Each chapter title, for example, is one word: “Work,” “Sex,” “Hunger.” A memorable image describes how the beauty myth functions: the iron maiden, a medieval torture instrument decorated on the outside with a smiling and attractive image of a young girl. And like many books in the tradition of feminist screeds, The Beauty Myth ’s power derives in part from prose that signifies both simplicity and profundity. She could not be accused of sour grapes or resentment a stereotypically “ugly” or even average-looking feminist would not have been able to attack the beauty industry with equal credibility. Its author was pretty and presentable (“tourable,” as the publishing industry used to say before #MeToo). Here was a feminist disquisition of old-school proportions: a big fat analysis of how profit and patriarchy conspire to make women feel bad about ourselves, joined with a call to action.

naomi wolf covid passport

Published in 1990, Naomi Wolf’s breakout hit, The Beauty Myth, changed all that.

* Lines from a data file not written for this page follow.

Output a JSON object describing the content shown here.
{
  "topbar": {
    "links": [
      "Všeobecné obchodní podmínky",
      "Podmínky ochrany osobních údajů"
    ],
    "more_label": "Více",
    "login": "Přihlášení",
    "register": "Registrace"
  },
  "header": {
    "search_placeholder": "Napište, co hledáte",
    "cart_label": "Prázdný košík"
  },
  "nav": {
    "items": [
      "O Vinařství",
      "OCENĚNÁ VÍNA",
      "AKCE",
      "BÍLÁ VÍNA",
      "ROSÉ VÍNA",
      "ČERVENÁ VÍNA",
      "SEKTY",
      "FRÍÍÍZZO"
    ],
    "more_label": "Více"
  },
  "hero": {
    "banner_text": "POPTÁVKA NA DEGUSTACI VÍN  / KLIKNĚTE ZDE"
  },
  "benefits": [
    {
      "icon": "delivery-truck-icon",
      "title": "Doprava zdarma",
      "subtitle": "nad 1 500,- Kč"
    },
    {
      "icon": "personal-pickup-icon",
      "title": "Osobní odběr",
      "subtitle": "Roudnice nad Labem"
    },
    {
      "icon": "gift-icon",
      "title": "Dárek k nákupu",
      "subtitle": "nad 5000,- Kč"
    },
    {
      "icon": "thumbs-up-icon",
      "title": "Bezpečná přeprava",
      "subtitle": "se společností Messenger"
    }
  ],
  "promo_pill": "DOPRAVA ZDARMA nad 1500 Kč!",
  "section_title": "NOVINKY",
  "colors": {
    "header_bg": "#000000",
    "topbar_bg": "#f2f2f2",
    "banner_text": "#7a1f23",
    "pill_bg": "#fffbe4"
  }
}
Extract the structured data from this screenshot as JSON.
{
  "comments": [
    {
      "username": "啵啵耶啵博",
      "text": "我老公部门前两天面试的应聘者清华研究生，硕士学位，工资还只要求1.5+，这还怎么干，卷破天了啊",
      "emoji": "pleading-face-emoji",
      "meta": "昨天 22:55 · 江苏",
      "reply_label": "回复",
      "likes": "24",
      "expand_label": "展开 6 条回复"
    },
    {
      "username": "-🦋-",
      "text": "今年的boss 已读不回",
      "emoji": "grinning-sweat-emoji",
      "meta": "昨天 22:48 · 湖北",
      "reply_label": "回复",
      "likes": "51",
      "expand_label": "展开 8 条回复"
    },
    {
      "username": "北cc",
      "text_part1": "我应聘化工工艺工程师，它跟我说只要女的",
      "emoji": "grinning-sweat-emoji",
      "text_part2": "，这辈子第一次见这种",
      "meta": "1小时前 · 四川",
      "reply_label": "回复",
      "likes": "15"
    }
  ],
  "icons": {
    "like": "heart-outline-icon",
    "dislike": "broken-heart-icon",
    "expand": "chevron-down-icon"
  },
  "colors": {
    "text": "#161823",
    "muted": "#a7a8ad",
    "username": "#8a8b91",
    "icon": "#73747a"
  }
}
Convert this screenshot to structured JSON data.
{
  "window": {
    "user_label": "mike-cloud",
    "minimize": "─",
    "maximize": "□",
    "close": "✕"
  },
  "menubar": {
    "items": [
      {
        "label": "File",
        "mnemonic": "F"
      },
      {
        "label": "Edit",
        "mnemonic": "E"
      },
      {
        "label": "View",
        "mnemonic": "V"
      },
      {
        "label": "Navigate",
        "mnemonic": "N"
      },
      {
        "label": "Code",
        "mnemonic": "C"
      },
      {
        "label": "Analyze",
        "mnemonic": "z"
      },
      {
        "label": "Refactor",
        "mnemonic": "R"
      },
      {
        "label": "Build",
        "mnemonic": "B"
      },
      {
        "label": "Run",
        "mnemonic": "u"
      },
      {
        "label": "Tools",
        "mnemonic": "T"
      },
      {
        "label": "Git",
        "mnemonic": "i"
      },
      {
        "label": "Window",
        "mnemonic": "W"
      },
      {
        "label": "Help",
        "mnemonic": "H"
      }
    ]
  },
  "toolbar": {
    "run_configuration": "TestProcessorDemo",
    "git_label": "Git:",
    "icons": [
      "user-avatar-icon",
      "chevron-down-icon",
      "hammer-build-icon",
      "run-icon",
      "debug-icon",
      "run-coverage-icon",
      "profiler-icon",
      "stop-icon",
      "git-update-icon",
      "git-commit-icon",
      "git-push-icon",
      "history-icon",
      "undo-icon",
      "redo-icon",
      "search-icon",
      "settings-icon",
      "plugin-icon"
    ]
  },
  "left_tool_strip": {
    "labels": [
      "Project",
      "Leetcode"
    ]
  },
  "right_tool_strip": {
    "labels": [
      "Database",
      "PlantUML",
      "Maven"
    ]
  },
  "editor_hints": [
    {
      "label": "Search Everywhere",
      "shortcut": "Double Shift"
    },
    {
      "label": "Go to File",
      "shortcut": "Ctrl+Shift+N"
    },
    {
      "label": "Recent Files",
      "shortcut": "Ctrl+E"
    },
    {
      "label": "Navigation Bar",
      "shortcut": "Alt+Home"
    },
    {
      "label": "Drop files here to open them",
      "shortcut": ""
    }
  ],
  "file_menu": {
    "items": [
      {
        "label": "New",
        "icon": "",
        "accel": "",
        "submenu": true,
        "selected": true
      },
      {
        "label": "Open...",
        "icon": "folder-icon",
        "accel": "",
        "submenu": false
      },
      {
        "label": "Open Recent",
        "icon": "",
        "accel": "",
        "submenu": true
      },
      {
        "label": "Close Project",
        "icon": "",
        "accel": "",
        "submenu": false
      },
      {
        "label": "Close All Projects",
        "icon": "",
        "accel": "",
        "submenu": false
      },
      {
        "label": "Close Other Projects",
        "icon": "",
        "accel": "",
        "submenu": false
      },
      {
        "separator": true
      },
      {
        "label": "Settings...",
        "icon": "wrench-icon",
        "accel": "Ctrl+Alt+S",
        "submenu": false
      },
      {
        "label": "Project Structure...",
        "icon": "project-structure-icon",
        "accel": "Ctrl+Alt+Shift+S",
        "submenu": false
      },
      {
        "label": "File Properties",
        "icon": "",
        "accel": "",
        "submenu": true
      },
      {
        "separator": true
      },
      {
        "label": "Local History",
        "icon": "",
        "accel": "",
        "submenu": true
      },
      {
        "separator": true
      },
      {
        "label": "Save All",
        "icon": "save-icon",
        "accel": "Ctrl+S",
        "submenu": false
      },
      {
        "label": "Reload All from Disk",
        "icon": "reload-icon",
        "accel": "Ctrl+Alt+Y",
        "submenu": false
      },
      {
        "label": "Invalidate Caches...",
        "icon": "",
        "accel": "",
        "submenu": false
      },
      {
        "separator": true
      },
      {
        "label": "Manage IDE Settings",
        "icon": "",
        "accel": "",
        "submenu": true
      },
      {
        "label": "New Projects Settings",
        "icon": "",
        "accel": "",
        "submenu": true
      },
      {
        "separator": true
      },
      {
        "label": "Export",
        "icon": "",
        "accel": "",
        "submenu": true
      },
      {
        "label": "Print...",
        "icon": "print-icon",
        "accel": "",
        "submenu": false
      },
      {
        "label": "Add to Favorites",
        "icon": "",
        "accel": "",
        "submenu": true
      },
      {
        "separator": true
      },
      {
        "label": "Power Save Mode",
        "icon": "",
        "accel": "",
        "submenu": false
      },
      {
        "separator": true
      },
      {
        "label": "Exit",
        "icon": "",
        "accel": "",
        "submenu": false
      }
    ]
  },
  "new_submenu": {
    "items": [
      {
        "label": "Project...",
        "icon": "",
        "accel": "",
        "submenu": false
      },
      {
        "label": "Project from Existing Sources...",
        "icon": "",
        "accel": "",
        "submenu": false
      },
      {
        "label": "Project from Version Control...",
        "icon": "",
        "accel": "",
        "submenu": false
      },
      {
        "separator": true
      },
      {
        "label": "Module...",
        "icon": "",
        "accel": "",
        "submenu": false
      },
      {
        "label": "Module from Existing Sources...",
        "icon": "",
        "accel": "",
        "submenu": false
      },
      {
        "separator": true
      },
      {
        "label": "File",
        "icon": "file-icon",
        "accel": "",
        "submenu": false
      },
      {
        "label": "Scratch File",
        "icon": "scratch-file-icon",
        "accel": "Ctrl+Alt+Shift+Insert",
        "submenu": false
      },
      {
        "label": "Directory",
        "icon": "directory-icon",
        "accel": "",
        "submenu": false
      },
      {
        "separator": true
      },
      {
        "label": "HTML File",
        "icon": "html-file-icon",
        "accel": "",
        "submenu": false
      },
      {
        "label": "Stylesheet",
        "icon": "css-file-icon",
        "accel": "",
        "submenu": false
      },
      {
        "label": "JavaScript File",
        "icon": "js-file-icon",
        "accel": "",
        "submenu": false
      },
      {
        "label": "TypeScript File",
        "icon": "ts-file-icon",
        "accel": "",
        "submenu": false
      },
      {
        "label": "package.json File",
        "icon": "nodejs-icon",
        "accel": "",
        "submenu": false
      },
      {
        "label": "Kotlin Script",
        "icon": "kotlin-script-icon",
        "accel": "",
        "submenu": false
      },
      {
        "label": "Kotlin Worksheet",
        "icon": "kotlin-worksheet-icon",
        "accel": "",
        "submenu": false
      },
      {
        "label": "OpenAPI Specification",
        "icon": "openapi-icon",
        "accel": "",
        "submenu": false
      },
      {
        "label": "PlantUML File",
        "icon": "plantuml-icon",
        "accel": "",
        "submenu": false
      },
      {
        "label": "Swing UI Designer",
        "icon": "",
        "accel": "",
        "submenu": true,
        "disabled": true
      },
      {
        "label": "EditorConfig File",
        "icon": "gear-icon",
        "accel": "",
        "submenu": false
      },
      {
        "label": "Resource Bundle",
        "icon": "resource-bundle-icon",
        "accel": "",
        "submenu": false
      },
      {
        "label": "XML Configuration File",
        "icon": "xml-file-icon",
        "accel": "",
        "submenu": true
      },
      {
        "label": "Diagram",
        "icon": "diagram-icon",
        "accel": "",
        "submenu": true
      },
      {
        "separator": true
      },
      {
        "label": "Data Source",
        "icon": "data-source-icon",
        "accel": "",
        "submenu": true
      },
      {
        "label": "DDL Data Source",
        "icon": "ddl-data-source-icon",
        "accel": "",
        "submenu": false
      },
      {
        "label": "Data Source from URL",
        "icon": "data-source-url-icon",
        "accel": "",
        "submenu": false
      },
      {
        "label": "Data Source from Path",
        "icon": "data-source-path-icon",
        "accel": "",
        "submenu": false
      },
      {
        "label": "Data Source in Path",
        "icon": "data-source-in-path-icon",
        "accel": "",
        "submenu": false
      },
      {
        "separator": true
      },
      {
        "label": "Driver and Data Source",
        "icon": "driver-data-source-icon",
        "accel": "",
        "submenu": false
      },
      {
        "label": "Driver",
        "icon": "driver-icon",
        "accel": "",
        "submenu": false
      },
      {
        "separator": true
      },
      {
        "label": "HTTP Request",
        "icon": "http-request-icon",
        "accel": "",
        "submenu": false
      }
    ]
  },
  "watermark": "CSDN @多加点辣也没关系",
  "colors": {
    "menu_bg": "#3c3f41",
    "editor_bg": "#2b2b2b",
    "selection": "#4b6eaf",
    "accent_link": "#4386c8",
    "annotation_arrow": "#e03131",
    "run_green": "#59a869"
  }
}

The days of the feminist bestseller were past, it appeared-and with them, the power of a transformative movement. Feminist ideas no longer seemed to inspire people to picket their workplaces or leave their husbands. The women’s movement was still intellectually fruitful-scholars and activists debated sexuality, class, and race in anthologies published by university presses-but it had lost its visceral urgency. Under Ronald Reagan, George Bush, and Phyllis Schlafly, feminism was in retreat. But the 1980s were a more pessimistic, less ambitious time. The weighty feminist classics that had shaken the world from the midcentury through the 1970s-Simone de Beauvoir’s The Second Sex, Betty Friedan’s The Feminine Mystique, Germaine Greer’s The Female Eunuch, Susan Brownmiller’s Against Our Will-had been read by millions. When I graduated from college in 1991, Naomi Wolf was a feminist icon, and the only person of or close to my generation who merited the designation.